[aesop_character name=”CJ Dablo” caption=”Staff Writer” align=”left” force_circle=”off”]
There were some motivators to encourage the adult population to do their civic duty last month. Residents had the options to vote by mail or vote early. In Long Beach, there were two initiatives dealing with how to regulate and tax marijuana. Statewide, there was a proposition to legalize recreational marijuana. There was that odd little presidential election in which the nation would choose a new leader of the free world and nuclear-code keeper. To top it all, Krispy Kreme Doughnuts offered a free doughnut to anyone who showed off their “I voted” sticker on Election Day. Doughnuts!
However, local residents just couldn’t be motivated enough to cast their ballots Nov. 8, and the latest available figures from the office of the Los Angeles County Registrar-Recorder/County Clerk show that Long Beach and Signal Hill voters were particularly less engaged in the election process.
As of Dec. 6, LA County reported that it counted 3,544,115 ballots, stating that 69.45 percent of the eligible voters cast their ballots. That turnout isn’t that far behind the figures from the General Election in 2012. The County noted that 70.46 percent of the eligible voters participated in 2012. However, that’s a deep contrast to eight years ago, when voters were choosing a brand-new president. When Barack Obama handily won the election in 2008, 81.92 percent of LA County’s eligible voters participated.
Long Beach and Signal Hill voters couldn’t even beat the county turnout. According to the County’s figures, only 63.38 percent of the eligible voters in Long Beach’s 262 precincts decided to fill in their ballot. In Signal Hill, 65.7 percent of the eligible voters in the eight precincts chose to participate.
The figures didn’t really surprise Jeffrey Adler, a political consultant based in Signal Hill. He described voter fatigue and perplexity over the numerous initiatives and state propositions.
“Voter confusion sends people home as well,” Adler concluded.
Last month’s election was one of the most controversial ones in recent memory, and California has been a solid blue state for a long time. Democrats were not united in their allegiances. Local former Bernie Sanders delegate Kristen Cox said that many of the Sanders supporters she knew felt divided.
“The majority,” the Long Beach resident said of the Sanders supporters, “were either planning on voting for Jill Stein, not voting at all, or reluctantly putting their support behind Hillary because they felt she was better than Trump.”
Cox added that no one was passionate about supporting Clinton. After Sanders failed to win the nomination at the Democratic Convention last summer, Cox said that she decided to volunteer much of her time with the Jill Stein campaign. Last week, she just returned from volunteering at the protests around the Dakota Pipeline.

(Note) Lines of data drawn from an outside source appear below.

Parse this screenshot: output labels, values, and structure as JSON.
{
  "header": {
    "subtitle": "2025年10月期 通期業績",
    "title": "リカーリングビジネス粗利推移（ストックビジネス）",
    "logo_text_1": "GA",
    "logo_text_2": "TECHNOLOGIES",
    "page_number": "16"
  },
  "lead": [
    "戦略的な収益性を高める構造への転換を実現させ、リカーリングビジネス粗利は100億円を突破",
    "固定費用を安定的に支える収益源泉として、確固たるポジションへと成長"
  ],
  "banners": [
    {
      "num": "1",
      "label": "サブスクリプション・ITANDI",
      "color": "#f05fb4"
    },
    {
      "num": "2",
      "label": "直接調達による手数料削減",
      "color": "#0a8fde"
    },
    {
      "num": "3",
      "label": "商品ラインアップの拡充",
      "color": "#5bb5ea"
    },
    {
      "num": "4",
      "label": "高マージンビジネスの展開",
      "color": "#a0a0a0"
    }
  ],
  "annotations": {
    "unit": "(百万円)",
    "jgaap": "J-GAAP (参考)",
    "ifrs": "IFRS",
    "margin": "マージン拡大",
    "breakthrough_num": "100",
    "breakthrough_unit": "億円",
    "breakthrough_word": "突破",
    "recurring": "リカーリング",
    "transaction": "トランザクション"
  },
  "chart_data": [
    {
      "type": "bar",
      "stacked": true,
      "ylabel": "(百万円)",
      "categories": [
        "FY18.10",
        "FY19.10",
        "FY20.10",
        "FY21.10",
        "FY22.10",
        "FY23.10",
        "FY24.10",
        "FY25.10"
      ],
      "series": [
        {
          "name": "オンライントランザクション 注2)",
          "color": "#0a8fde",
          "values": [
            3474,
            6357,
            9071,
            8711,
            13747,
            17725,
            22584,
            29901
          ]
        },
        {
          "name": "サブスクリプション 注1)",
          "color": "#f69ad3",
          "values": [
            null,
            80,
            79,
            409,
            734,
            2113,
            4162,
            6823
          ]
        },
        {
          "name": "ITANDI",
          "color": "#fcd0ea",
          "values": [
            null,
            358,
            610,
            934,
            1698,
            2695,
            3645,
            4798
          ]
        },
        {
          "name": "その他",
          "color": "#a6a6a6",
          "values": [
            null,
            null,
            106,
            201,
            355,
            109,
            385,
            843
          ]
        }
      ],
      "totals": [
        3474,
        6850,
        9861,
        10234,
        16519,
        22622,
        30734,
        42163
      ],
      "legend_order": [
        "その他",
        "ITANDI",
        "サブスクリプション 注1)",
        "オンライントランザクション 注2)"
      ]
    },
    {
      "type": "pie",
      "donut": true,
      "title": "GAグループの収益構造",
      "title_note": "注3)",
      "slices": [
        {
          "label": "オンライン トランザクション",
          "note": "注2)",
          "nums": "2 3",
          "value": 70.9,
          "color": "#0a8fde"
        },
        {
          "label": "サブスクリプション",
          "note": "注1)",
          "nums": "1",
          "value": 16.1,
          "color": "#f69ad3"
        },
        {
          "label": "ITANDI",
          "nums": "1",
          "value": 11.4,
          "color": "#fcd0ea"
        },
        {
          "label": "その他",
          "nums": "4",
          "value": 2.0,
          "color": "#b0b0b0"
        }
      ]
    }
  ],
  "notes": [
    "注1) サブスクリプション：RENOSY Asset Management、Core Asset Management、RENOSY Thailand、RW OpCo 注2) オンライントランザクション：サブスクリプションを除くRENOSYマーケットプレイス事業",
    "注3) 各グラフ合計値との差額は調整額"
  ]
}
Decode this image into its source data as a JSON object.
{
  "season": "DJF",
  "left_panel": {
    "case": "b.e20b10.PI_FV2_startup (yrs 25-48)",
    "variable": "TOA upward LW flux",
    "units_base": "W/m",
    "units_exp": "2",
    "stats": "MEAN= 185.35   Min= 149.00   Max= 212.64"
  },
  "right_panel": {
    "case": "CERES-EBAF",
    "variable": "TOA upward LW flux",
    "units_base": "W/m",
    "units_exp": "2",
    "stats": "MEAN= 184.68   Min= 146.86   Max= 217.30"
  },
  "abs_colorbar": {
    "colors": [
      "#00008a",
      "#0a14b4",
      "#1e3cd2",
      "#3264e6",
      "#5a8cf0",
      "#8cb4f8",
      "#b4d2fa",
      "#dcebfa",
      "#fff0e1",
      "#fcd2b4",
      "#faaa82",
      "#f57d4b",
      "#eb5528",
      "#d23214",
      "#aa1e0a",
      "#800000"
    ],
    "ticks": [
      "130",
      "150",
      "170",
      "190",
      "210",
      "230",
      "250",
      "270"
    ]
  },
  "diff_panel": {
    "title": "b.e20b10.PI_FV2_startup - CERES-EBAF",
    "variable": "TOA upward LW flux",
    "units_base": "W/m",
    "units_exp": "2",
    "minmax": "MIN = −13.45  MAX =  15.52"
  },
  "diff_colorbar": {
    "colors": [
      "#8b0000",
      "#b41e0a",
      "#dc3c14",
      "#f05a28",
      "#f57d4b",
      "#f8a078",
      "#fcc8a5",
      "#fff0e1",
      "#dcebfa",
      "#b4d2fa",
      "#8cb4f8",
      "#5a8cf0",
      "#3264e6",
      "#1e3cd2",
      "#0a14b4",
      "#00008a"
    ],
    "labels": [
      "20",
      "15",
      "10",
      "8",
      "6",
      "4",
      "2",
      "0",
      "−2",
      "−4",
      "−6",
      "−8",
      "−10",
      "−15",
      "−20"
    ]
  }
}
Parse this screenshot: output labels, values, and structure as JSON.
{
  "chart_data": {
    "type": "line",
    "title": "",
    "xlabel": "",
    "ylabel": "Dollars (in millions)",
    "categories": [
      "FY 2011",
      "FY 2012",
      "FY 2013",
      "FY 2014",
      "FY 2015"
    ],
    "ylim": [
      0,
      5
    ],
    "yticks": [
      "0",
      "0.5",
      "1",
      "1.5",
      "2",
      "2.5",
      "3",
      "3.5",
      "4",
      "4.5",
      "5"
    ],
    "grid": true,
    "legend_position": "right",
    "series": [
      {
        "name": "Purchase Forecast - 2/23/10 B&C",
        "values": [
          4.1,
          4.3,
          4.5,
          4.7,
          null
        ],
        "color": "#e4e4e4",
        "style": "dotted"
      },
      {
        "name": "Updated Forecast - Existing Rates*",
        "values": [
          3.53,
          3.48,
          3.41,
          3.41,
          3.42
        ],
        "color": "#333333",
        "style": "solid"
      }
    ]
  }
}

Cox said that she was focusing on progressive values, human rights and environmental issues.
Despite the numerous issues and major contests on the ballot, both locally and nationally, Adler said that there wasn’t enough of a motivation for many voters to head to the polls. Marijuana, he said, wasn’t the cutting-edge issue that would inspire turnout. He added that this was a state that was already very liberal.
Efforts by Krispy Kreme and other restaurants to encourage voter participation by offering free food aren’t new. Sometimes that gimmick could work in a local election, but Adler explained that it couldn’t be done on a national level because of the cost.
The political consultant said that when he worked on former Long Beach Mayor Ernie Kell’s campaign in the 1980s, he knew how to target certain precincts to improve their voter turnout. Back then, in some precincts in the central and northern parts of Long Beach, Kell’s campaign offered free chicken dinners to anyone who would show proof that they voted. It was only done in key precincts, and Adler said that the campaign would form an agreement with certain local restaurants to pay for a set amount of dinners. They still had to offer the meal to whoever proved that they cast their ballot, and it didn’t matter how they voted.
“On a precinct level, it worked. Demonstrably so,” he said, highlighting better turnout numbers in those target precincts. “You change the 50 votes in a precinct, and you might change the outcome of a city council election.”